Elon Musk said in an interview that living on Mars will be dangerous, especially at first.
Insider previously reported that a human without special equipment would die within minutes on Mars.
The billionaire wants to build a self-sustaining city on the planet in the coming decades.
Colonizing Mars won't be for the faint of heart, according to SpaceX CEO Elon Musk.
"It's very important to emphasize that Mars, especially in the beginning, will not be luxurious," Musk said in a video interview with Chris Anderson, the head of TED conferences, published Monday. "It will be dangerous, cramped, difficult, hard work."
The billionaire compared recruitment efforts for Mars to an ad from the 1900s for an expedition to Antarctica with explorer Ernest Shackleton. The ad has since been debunked as a myth, but called for men willing to go on a "hazardous journey" and said a safe return was "doubtful."
"The sales pitch for going to Mars is, 'It's dangerous, it's cramped. You might not make it back. It's difficult, it's hard work,'" Musk said.
Living on Mars, a planet with an average temperature of -80 degrees Fahrenheit, would be far more difficult than living in Antarctica, a region with an average temperature of -70 degrees Fahrenheit.
Mars has a rocky surface, riddled with volcanoes and canyons. The planet also has about one-third the gravity of Earth and a thinner atmosphere that would not be breathable for humans. Insider previously reported that a human without special equipment would die within minutes on the planet due to Mars' low atmospheric pressure.
Musk wants to build a full-size city on Mars. In 2019, the billionaire estimated it would take one million tons of cargo to build a self-sustaining city on the planet - a process that would cost anywhere from $100 billion to $10 trillion, Musk estimated.
The billionaire told Anderson that he hopes the people that would colonize Mars would take the opportunity to "rethink society."
"I think this is important for maximizing the probable life span for humanity or consciousness," Musk told Anderson. "Human civilization could come to an end for external reasons like a giant meteor or super volcanoes or extreme climate change or World War III, or you know, any one of a number of reasons."
The richest man in the world told Anderson that SpaceX would determine a price point for tickets on future rockets to Mars that would be relatively affordable for most people, citing a $100,000 hypothetical ticket price.
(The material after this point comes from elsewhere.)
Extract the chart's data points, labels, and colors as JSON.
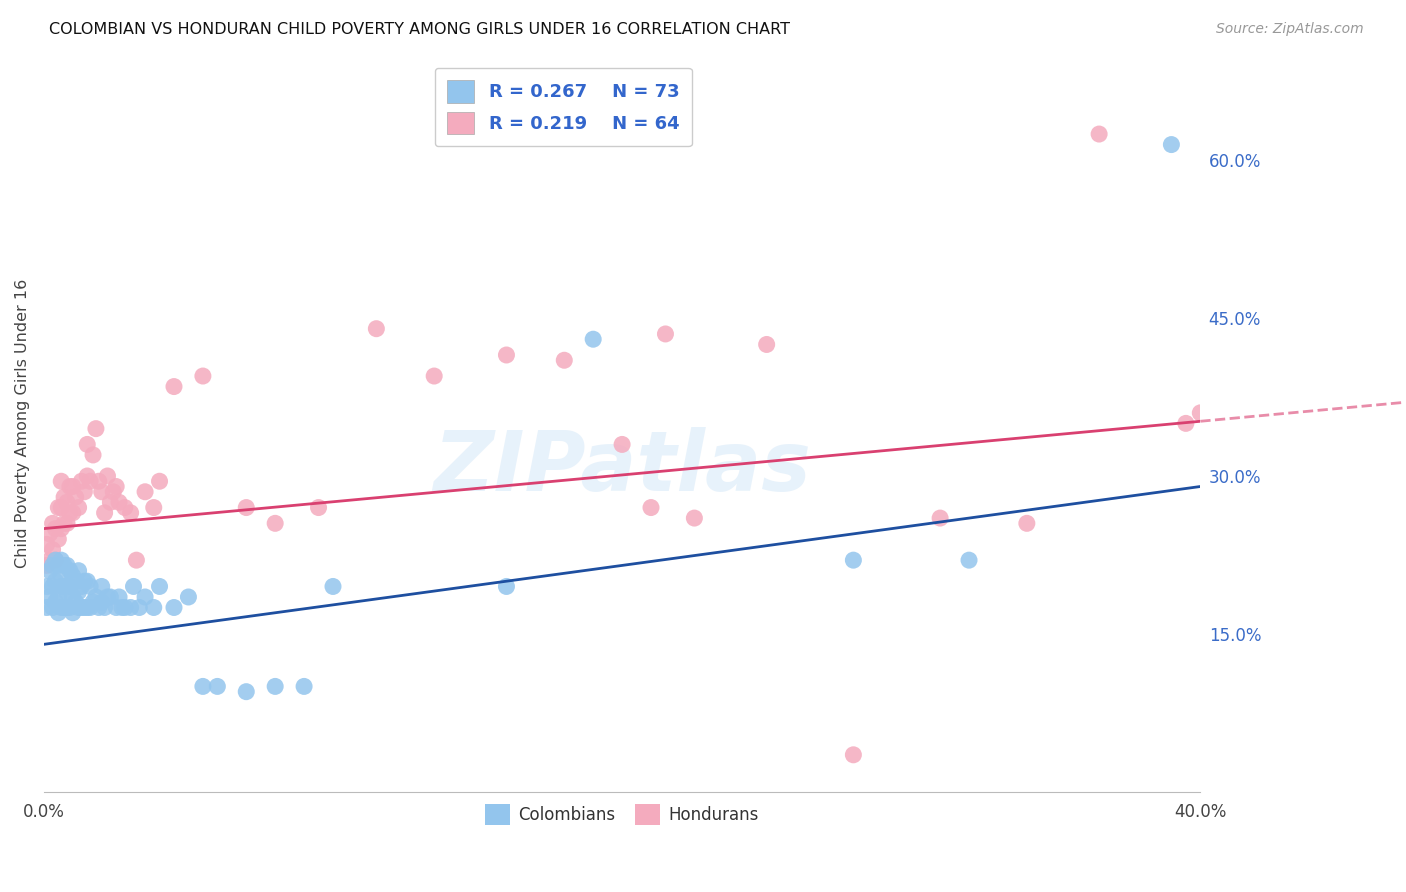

Musk's company SpaceX plans to build the self-sustaining city in the coming decades. Though, the billionaire told Anderson that he anticipates he will be "long dead" before his dream can become reality.
In 2020, Musk said he hoped to build 1,000 Starships over 10 years and planned to send 1 million people to Mars by 2050. He has also said that the first human on Mars might land in 2029.
The SpaceX CEO told Anderson that he anticipates the space company could have its first orbital launch for the Starship "within a few months," pending regulatory approval.
"Success is not guaranteed, but excitement certainly is," Musk said.